O governo brasileiro deve um pedido formal de desculpas e precisa reconhecer, em decreto presidencial, seu envolvimento oficial no crime de escravidão, que é imprescritível. Essa é uma das recomendações do relatório da Comissão Nacional da Verdade da Escravidão Negra do Brasil, que será apresentado na Ordem dos Advogados do Brasil (OAB), em Brasília, amanhã, quarta-feira. O documento tem 316 páginas e traz um amplo e detalhado cenário histórico e investigativo sobre esses episódios.

O relator do texto, o procurador do Trabalho Wilson Prudente, concluiu que o Império do Brasil, o Reino de Portugal e a Igreja Católica incorreram em práticas criminosas contra os negros e em tipos penais como genocídio e crimes contra a humanidade. O relatório pretende acabar com mitos sobre algumas questões, segundo o relator, como a de que a República no Brasil veio acompanhada do trabalho livre, que a escravidão era legal e que o ambiente era cordial e que os negros já eram escravos na África.

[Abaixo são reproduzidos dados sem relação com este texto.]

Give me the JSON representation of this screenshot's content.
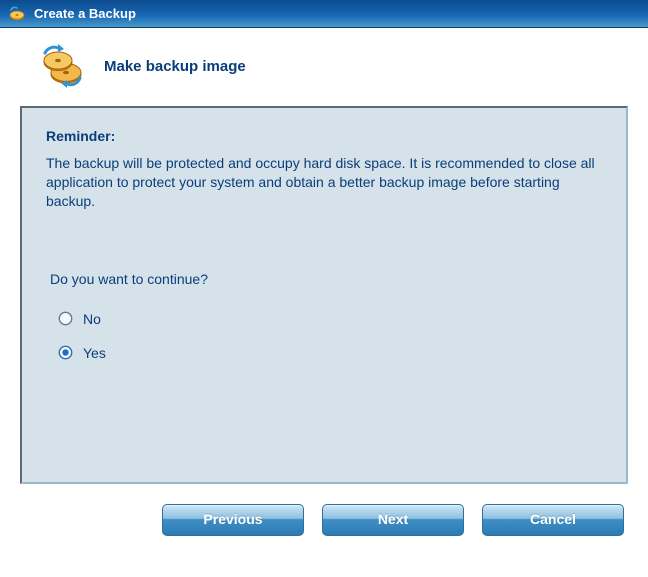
{
  "window": {
    "title": "Create a Backup"
  },
  "header": {
    "title": "Make backup image"
  },
  "panel": {
    "reminder_label": "Reminder:",
    "reminder_body": "The backup will be protected and occupy hard disk space. It is recommended to close all application to protect your system and obtain a better backup image before starting backup.",
    "question": "Do you want to continue?",
    "options": {
      "no": "No",
      "yes": "Yes",
      "selected": "yes"
    }
  },
  "buttons": {
    "previous": "Previous",
    "next": "Next",
    "cancel": "Cancel"
  },
  "colors": {
    "accent": "#0a3e7a",
    "panel_bg": "#d5e2ea"
  }
}
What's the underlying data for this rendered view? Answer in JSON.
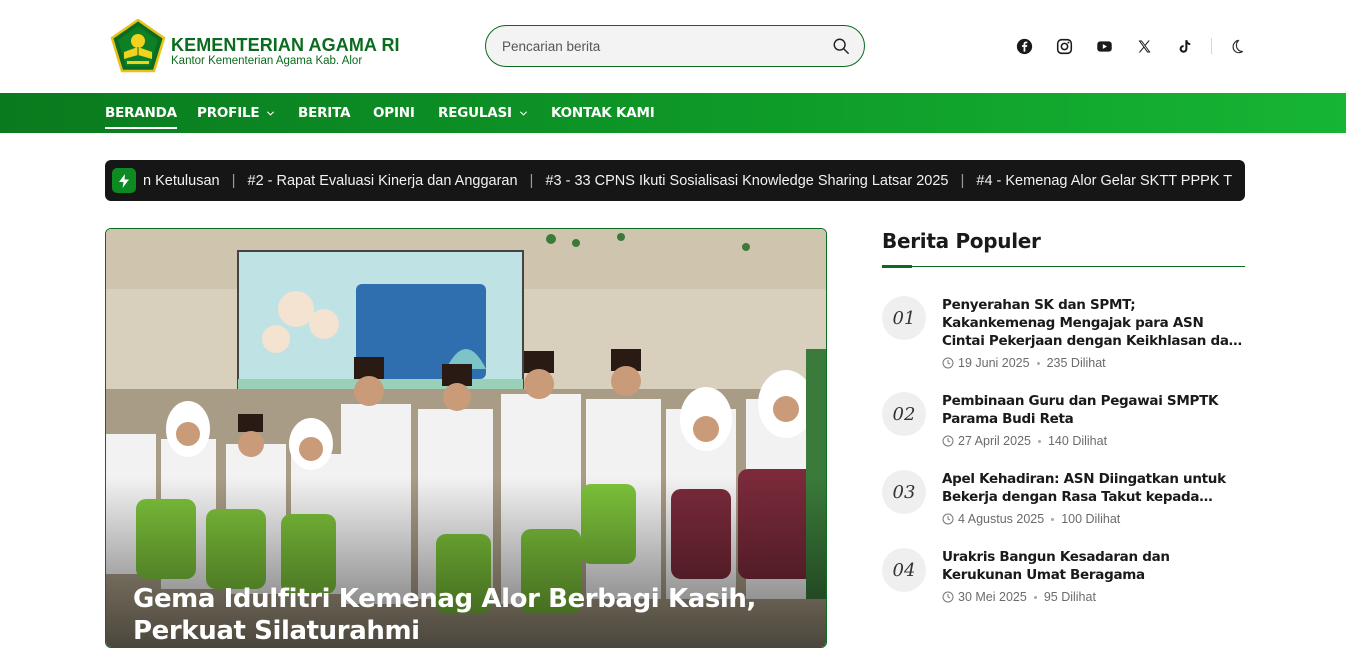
{
  "brand": {
    "title": "KEMENTERIAN AGAMA RI",
    "subtitle": "Kantor Kementerian Agama Kab. Alor"
  },
  "search": {
    "placeholder": "Pencarian berita",
    "icon": "search-icon"
  },
  "social": [
    "facebook-icon",
    "instagram-icon",
    "youtube-icon",
    "x-twitter-icon",
    "tiktok-icon"
  ],
  "theme_toggle_icon": "moon-icon",
  "nav": {
    "items": [
      {
        "label": "BERANDA",
        "active": true,
        "has_dropdown": false
      },
      {
        "label": "PROFILE",
        "active": false,
        "has_dropdown": true
      },
      {
        "label": "BERITA",
        "active": false,
        "has_dropdown": false
      },
      {
        "label": "OPINI",
        "active": false,
        "has_dropdown": false
      },
      {
        "label": "REGULASI",
        "active": false,
        "has_dropdown": true
      },
      {
        "label": "KONTAK KAMI",
        "active": false,
        "has_dropdown": false
      }
    ]
  },
  "ticker": {
    "icon": "lightning-icon",
    "items": [
      "n Ketulusan",
      "#2 - Rapat Evaluasi Kinerja dan Anggaran",
      "#3 - 33 CPNS Ikuti Sosialisasi Knowledge Sharing Latsar 2025",
      "#4 - Kemenag Alor Gelar SKTT PPPK T"
    ]
  },
  "featured": {
    "title": "Gema Idulfitri Kemenag Alor Berbagi Kasih, Perkuat Silaturahmi"
  },
  "popular": {
    "heading": "Berita Populer",
    "items": [
      {
        "num": "01",
        "title": "Penyerahan SK dan SPMT; Kakankemenag Mengajak para ASN Cintai Pekerjaan dengan Keikhlasan dan Tanggung Jawab",
        "date": "19 Juni 2025",
        "views": "235 Dilihat"
      },
      {
        "num": "02",
        "title": "Pembinaan Guru dan Pegawai SMPTK Parama Budi Reta",
        "date": "27 April 2025",
        "views": "140 Dilihat"
      },
      {
        "num": "03",
        "title": "Apel Kehadiran: ASN Diingatkan untuk Bekerja dengan Rasa Takut kepada Tuhan",
        "date": "4 Agustus 2025",
        "views": "100 Dilihat"
      },
      {
        "num": "04",
        "title": "Urakris Bangun Kesadaran dan Kerukunan Umat Beragama",
        "date": "30 Mei 2025",
        "views": "95 Dilihat"
      }
    ]
  },
  "colors": {
    "brand_green": "#0b6b1e",
    "nav_green": "#0e9a28",
    "ticker_bg": "#161616"
  }
}
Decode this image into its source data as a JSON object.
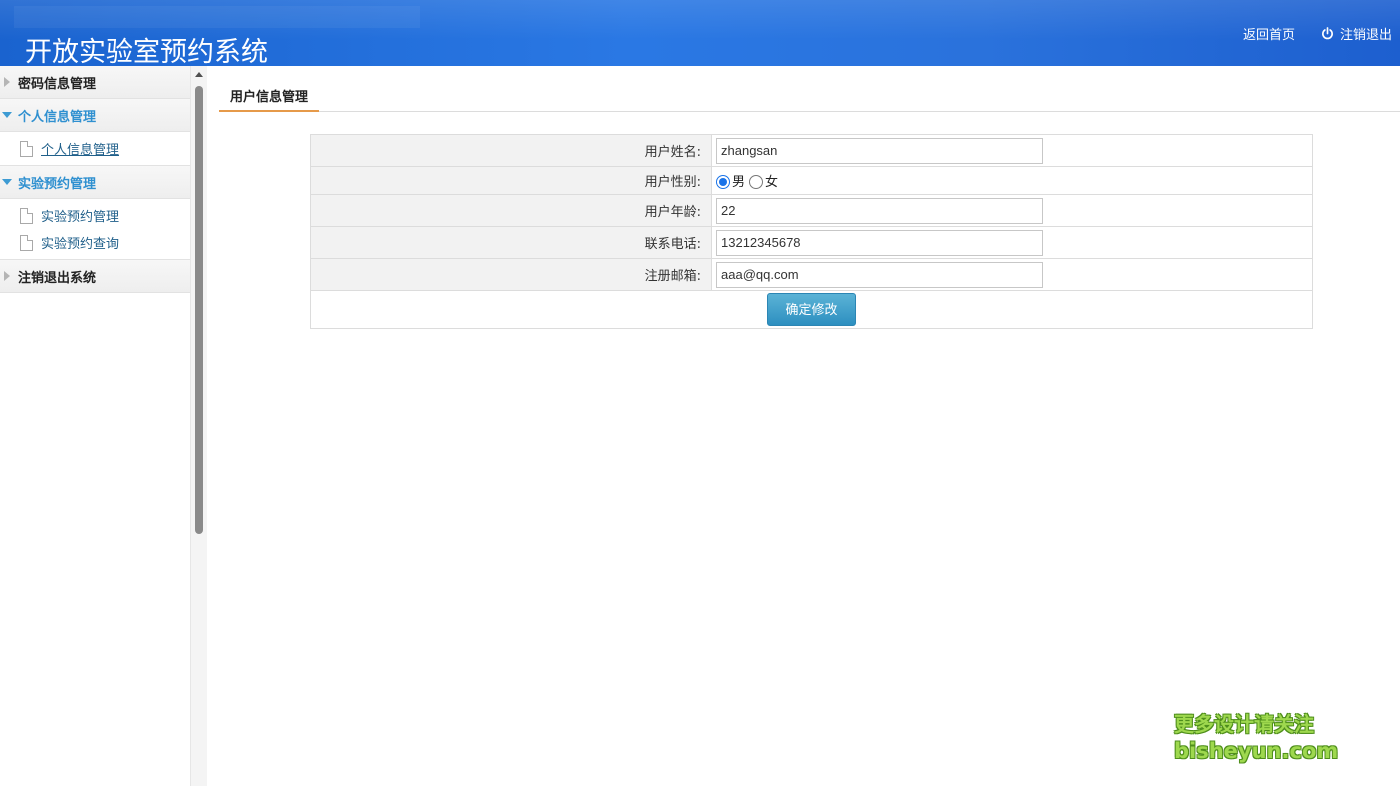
{
  "header": {
    "title": "开放实验室预约系统",
    "links": {
      "home": "返回首页",
      "logout": "注销退出"
    }
  },
  "sidebar": {
    "groups": [
      {
        "label": "密码信息管理",
        "expanded": false,
        "items": []
      },
      {
        "label": "个人信息管理",
        "expanded": true,
        "items": [
          {
            "label": "个人信息管理",
            "active": true
          }
        ]
      },
      {
        "label": "实验预约管理",
        "expanded": true,
        "items": [
          {
            "label": "实验预约管理"
          },
          {
            "label": "实验预约查询"
          }
        ]
      },
      {
        "label": "注销退出系统",
        "expanded": false,
        "items": []
      }
    ]
  },
  "main": {
    "tab_label": "用户信息管理",
    "form": {
      "name_label": "用户姓名:",
      "name_value": "zhangsan",
      "gender_label": "用户性别:",
      "gender_options": [
        "男",
        "女"
      ],
      "gender_selected": "男",
      "age_label": "用户年龄:",
      "age_value": "22",
      "phone_label": "联系电话:",
      "phone_value": "13212345678",
      "email_label": "注册邮箱:",
      "email_value": "aaa@qq.com",
      "submit_label": "确定修改"
    }
  },
  "watermark": {
    "line1": "更多设计请关注",
    "line2": "bisheyun.com"
  },
  "colors": {
    "header_bg": "#2a78e4",
    "accent_blue": "#2f90d0",
    "tab_underline": "#e69a4a",
    "button_bg": "#2d8fc0",
    "watermark_green": "#9ed84e"
  }
}
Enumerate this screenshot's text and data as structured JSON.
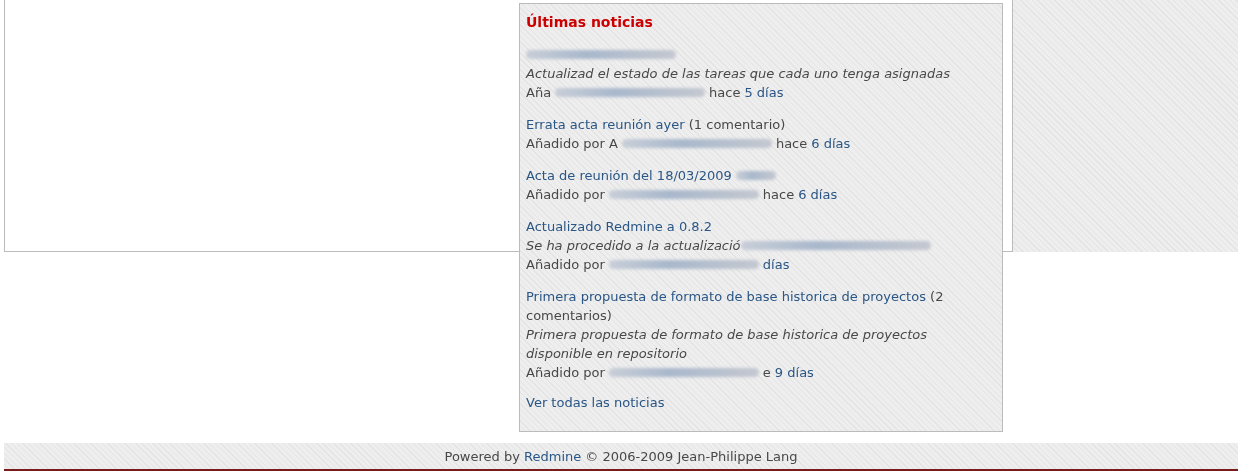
{
  "news": {
    "title": "Últimas noticias",
    "items": [
      {
        "description": "Actualizad el estado de las tareas que cada uno tenga asignadas",
        "meta_before": "Aña",
        "meta_after": "hace",
        "age": "5 días"
      },
      {
        "title": "Errata acta reunión ayer",
        "comments": "(1 comentario)",
        "meta_before": "Añadido por A",
        "meta_after": "hace",
        "age": "6 días"
      },
      {
        "title": "Acta de reunión del 18/03/2009",
        "title_blurred_tail": true,
        "meta_before": "Añadido por",
        "meta_after": "hace",
        "age": "6 días"
      },
      {
        "title": "Actualizado Redmine a 0.8.2",
        "description": "Se ha procedido a la actualizació",
        "description_blurred_tail": true,
        "meta_before": "Añadido por",
        "age": "días"
      },
      {
        "title": "Primera propuesta de formato de base historica de proyectos",
        "comments": "(2 comentarios)",
        "description": "Primera propuesta de formato de base historica de proyectos disponible en repositorio",
        "meta_before": "Añadido por",
        "meta_after": "e",
        "age": "9 días"
      }
    ],
    "all_link": "Ver todas las noticias"
  },
  "footer": {
    "before": "Powered by",
    "link": "Redmine",
    "after": "© 2006-2009 Jean-Philippe Lang"
  }
}
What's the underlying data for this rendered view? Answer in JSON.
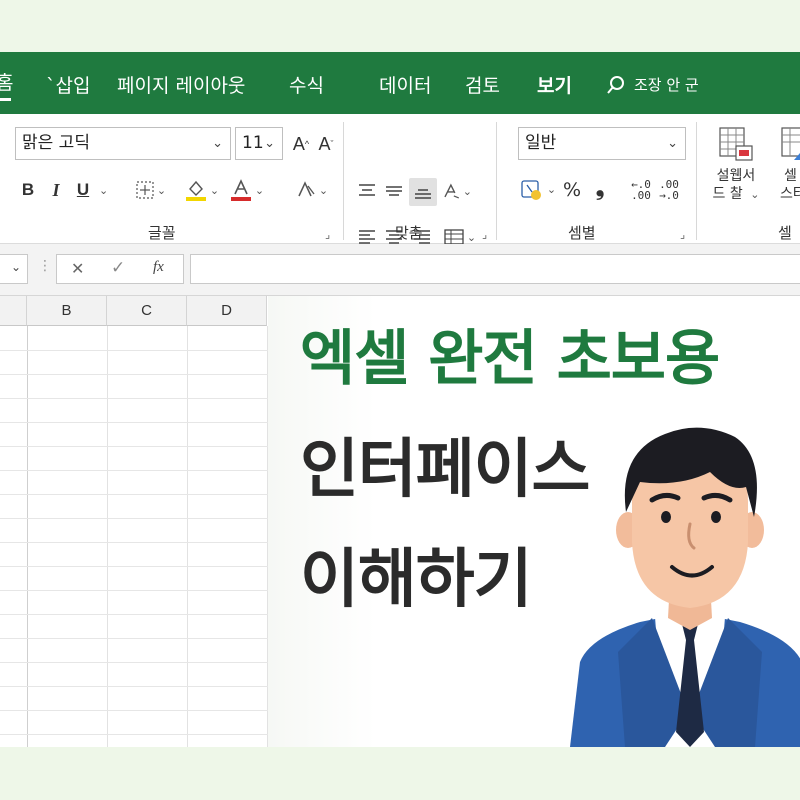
{
  "tabs": {
    "home": "홈",
    "insert": "`삽입",
    "page_layout": "페이지 레이아웃",
    "formulas": "수식",
    "data": "데이터",
    "review": "검토",
    "view": "보기",
    "search_hint": "조장 안 군"
  },
  "ribbon": {
    "font_name": "맑은 고딕",
    "font_size": "11",
    "grow_font": "A",
    "shrink_font": "A",
    "bold": "B",
    "italic": "I",
    "underline": "U",
    "font_group_label": "글꼴",
    "align_group_label": "맞춤",
    "number_format": "일반",
    "percent": "%",
    "comma": "❟",
    "inc_decimal": "←.0\n.00",
    "dec_decimal": ".00\n→.0",
    "number_group_label": "셈별",
    "cond_format_line1": "설웹서",
    "cond_format_line2": "드 찰",
    "cell_styles_line1": "셀",
    "cell_styles_line2": "스타",
    "cells_group_label": "셀"
  },
  "formula_bar": {
    "cancel": "✕",
    "enter": "✓",
    "fx": "fx"
  },
  "columns": [
    "B",
    "C",
    "D"
  ],
  "headline": {
    "line1": "엑셀 완전 초보용",
    "line2": "인터페이스",
    "line3": "이해하기"
  },
  "colors": {
    "excel_green": "#1f7a3f",
    "headline_dark": "#2b2b2b",
    "background": "#eef7e8"
  }
}
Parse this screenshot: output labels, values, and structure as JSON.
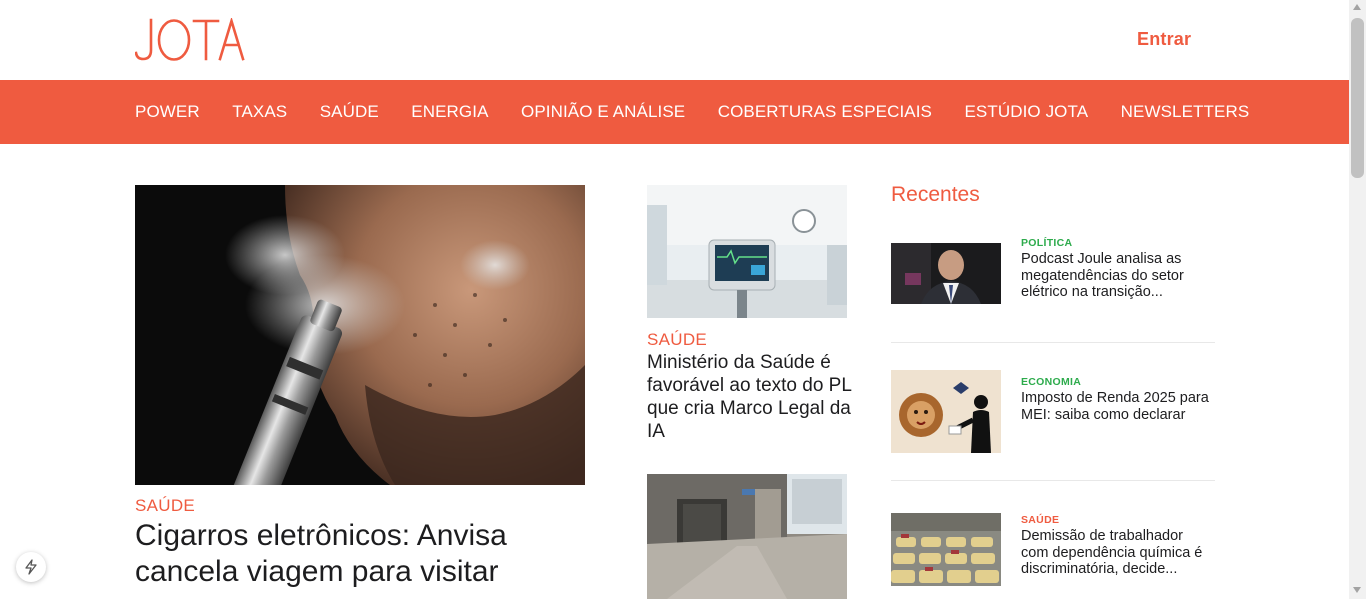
{
  "header": {
    "logo_text": "JOTA",
    "login_label": "Entrar"
  },
  "nav": {
    "items": [
      "POWER",
      "TAXAS",
      "SAÚDE",
      "ENERGIA",
      "OPINIÃO E ANÁLISE",
      "COBERTURAS ESPECIAIS",
      "ESTÚDIO JOTA",
      "NEWSLETTERS"
    ]
  },
  "main": {
    "hero": {
      "category": "SAÚDE",
      "title": "Cigarros eletrônicos: Anvisa cancela viagem para visitar"
    },
    "secondary": [
      {
        "category": "SAÚDE",
        "title": "Ministério da Saúde é favorável ao texto do PL que cria Marco Legal da IA"
      }
    ]
  },
  "recent": {
    "heading": "Recentes",
    "items": [
      {
        "category": "POLÍTICA",
        "category_color": "#2dab4c",
        "title": "Podcast Joule analisa as megatendências do setor elétrico na transição..."
      },
      {
        "category": "ECONOMIA",
        "category_color": "#2dab4c",
        "title": "Imposto de Renda 2025 para MEI: saiba como declarar"
      },
      {
        "category": "SAÚDE",
        "category_color": "#ef5b40",
        "title": "Demissão de trabalhador com dependência química é discriminatória, decide..."
      }
    ]
  },
  "colors": {
    "brand": "#ef5b40",
    "text": "#1d1d1f",
    "green_category": "#2dab4c"
  }
}
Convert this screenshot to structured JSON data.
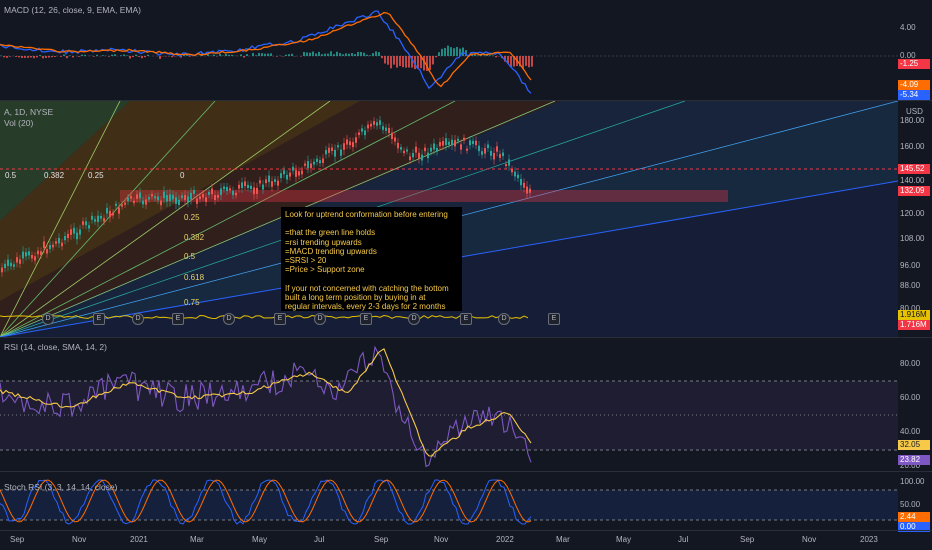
{
  "macd": {
    "title": "MACD (12, 26, close, 9, EMA, EMA)",
    "ticks": [
      "4.00",
      "0.00"
    ],
    "tags": {
      "hist": "-1.25",
      "signal": "-4.09",
      "macd": "-5.34"
    }
  },
  "price": {
    "symbol": "A, 1D, NYSE",
    "vol": "Vol (20)",
    "currency": "USD",
    "ticks": [
      "180.00",
      "160.00",
      "140.00",
      "120.00",
      "108.00",
      "96.00",
      "88.00",
      "80.00"
    ],
    "tags": {
      "support": "145.52",
      "last": "132.09",
      "vol1": "1.916M",
      "vol2": "1.716M"
    },
    "fib_top": [
      "0.5",
      "0.382",
      "0.25",
      "0"
    ],
    "fib_mid": [
      "0.25",
      "0.382",
      "0.5",
      "0.618",
      "0.75"
    ]
  },
  "note": {
    "lines": [
      "Look for uptrend conformation before entering",
      "",
      "=that the green line holds",
      "=rsi trending upwards",
      "=MACD trending upwards",
      "=SRSI > 20",
      "=Price > Support zone",
      "",
      "If your not concerned with catching the bottom",
      "built a long term position by buying in at",
      "regular intervals, every 2-3 days for 2 months"
    ]
  },
  "events": [
    "D",
    "E",
    "D",
    "E",
    "D",
    "E",
    "D",
    "E",
    "D",
    "E",
    "D",
    "E"
  ],
  "rsi": {
    "title": "RSI (14, close, SMA, 14, 2)",
    "ticks": [
      "80.00",
      "60.00",
      "40.00",
      "20.00"
    ],
    "tags": {
      "sma": "32.05",
      "rsi": "23.82"
    }
  },
  "stoch": {
    "title": "Stoch RSI (3, 3, 14, 14, close)",
    "ticks": [
      "100.00",
      "50.00"
    ],
    "tags": {
      "d": "2.44",
      "k": "0.00"
    }
  },
  "xaxis": [
    "Sep",
    "Nov",
    "2021",
    "Mar",
    "May",
    "Jul",
    "Sep",
    "Nov",
    "2022",
    "Mar",
    "May",
    "Jul",
    "Sep",
    "Nov",
    "2023"
  ],
  "colors": {
    "bg": "#131722",
    "red": "#f23645",
    "blue": "#2962ff",
    "orange": "#ff9800",
    "purple": "#7e57c2",
    "yellow": "#f7c948"
  }
}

Seu texto conclui que a verdadeira abolição da escravatura não se deu em 1888, com a Lei Áurea, mas ocorreu em 1910, com a Revolta da Chibata, liderada por João Cândido.

— É um mito acreditar que a República veio acompanhada do trabalho livre — disse Wilson Prudente.

Ao tratar sobre o pedido de desculpas, Prudente recomenda que o Estado brasileiro desça de seu “pedestal de arrogância” e reconheça que cometeu esses crimes contra os negros.

“Mediante tal reconhecimento que formalize através de instrumentos legais o seu necessário e tardio pedido de desculpas. A recusa do Estado em se curvar a tais providências continuará a transmitir uma ideia de franca e consciente cumplicidade com aqueles fatos do passado de repercussões tão similares ainda nos nossos dias” — conclui o relator em seu texto.

O relatório, uma iniciativa da OAB, propõe, na impossibilidade de um decreto, que o governo Dilma Rousseff, envie ao Congresso Nacional um projeto de lei reconhecendo o envolvimento do Estado brasileiro na escravidão. O relatório é apresentado como um documento que está reescrevendo algumas das páginas mais horripilantes da História do país.

“Se houve algum colorido a ser identificado nessas páginas era o vermelho do sangue, que cobria a pele preta daquela gente africana. Se havia algum som que pudesse ser audível, era o grito de dor de quem era submetido a torturas tão cruéis. Se há fato abominável ocultado dos livros didáticos e dos manuais de história de todos os níveis de ensino, é que o Império do Brasil cobrava taxas com natureza eminentemente tributárias para praticar a tortura em corpos africanos. Pretendemos com esse Relatório que o Estado brasileiro desça de seu pedestal de arrogância e reconheça de forma pública e oficial que praticou tais crimes”.

REDE DE CONEXÃO CRIMINOSA

Wilson Prudente relata que escravidão implicou numa rede de conexão criminosa. O primeiro crime praticado era o sequestro, “arrancando as pessoas africanas de suas famílias e comunidades para jamais serem devolvidas”. Era um sequestro continuado. Enquanto aguardavam os navios negreiros, já prestavam aos sequestradores trabalhos na agricultura.

— A escravização já se iniciava em território africano, com maus tratos permanentes e o aprisionamento para o resto da vida — diz Prudente.

O relator conta que o homicídio estava presente em todas as fases, acompanhado dos crimes de tráfico de pessoas, escravidão, tortura, estupro e abusos sexuais. O relatório associa esse passado ao presente no Brasil.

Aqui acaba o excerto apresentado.